When placing indexes, it is important to note the disk IO "bandwidth" remaining on the node as well as CPU, RAM and other resources.
Storage mode for GSI is a cluster-level setting. Currently, the storage mode option sets the storage mode for all indexes on the cluster across all buckets. The storage mode option cannot be changed dynamically either. To change from standard GSI to memory-optimized GSI or vice versa, you need to remove all index service nodes in the cluster. Here is a step-by-step guide to change the storage mode option:
Identify the nodes that are running the index service. You can do this by simply looking at the Server Nodes page on the Web Console. The Services column displays the nodes that have the index service enabled.

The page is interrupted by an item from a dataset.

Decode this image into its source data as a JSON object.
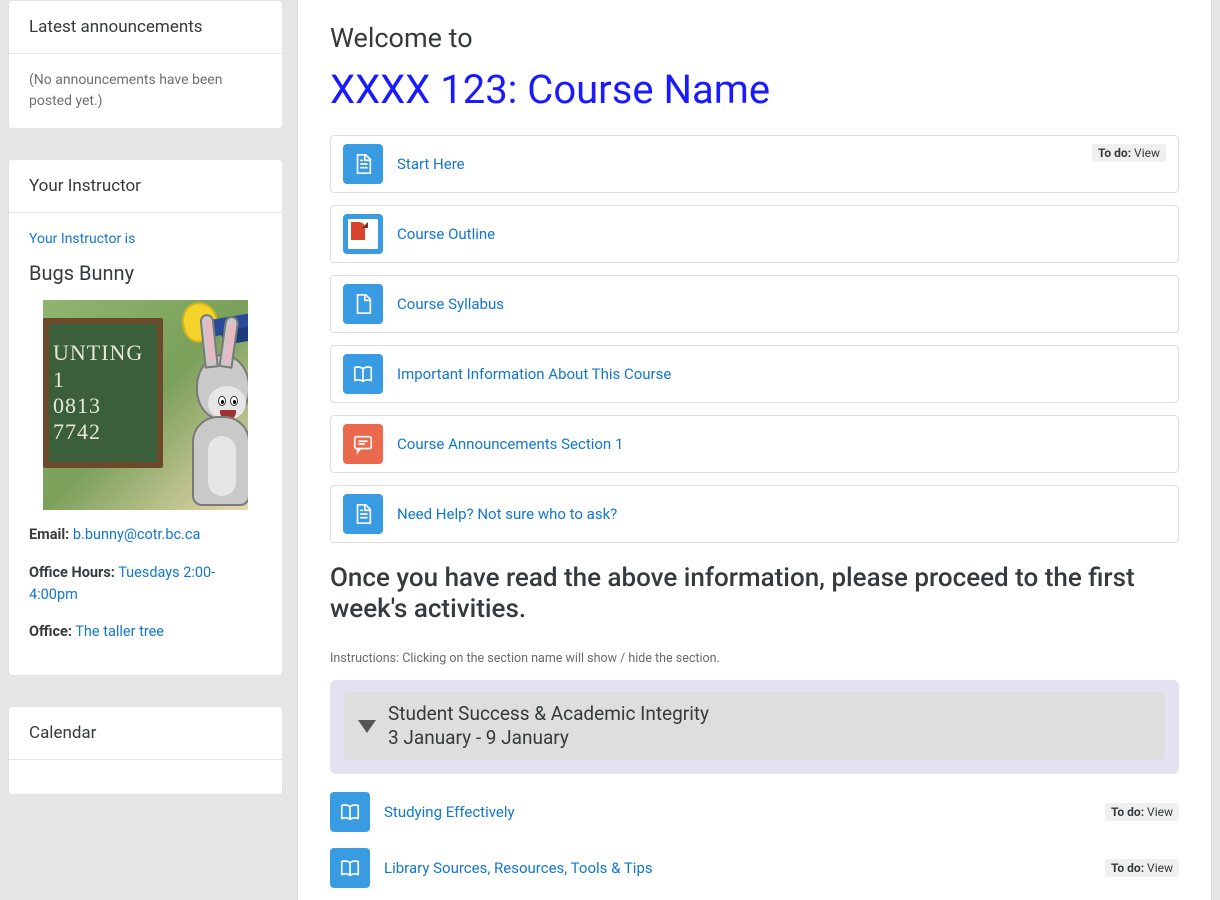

Click Remove on each of the nodes that has the index service enabled and rebalance to remove the nodes from the cluster.
If you are running a single node, the only way to change GSI storage mode setting is to uninstall and install the server again.
As you remove all the index service nodes, all the indexes in the system are dropped and the N1QL queries will fail. To maintain availability, you can set up a new cluster with the desired storage mode option for GSI and use cross datacenter replication (XDCR) to replicate the data to the new cluster. If you don’t have a spare cluster, you can also create all the indexes using the view indexer. See the CREATE INDEX statement and the USING VIEW clause for details. However, the view indexer for N1QL provides different performance characteristics as it is a local index to each data node and not a global index like GSI. For better availability when changing the storage mode from MOI to GSI, use the XDCR approach as opposed to view indexes for N1QL in production systems.
Once all the index service nodes are removed, visit the Settings tab and Cluster Settings page and change the Index Storage Mode to the desired new mode. You can also set this option during the addition of the first node that has the index service enabled.
Add new nodes and confirm the new global secondary index storage mode. At this point, all new GSIs will use the new storage mode setting from the cluster.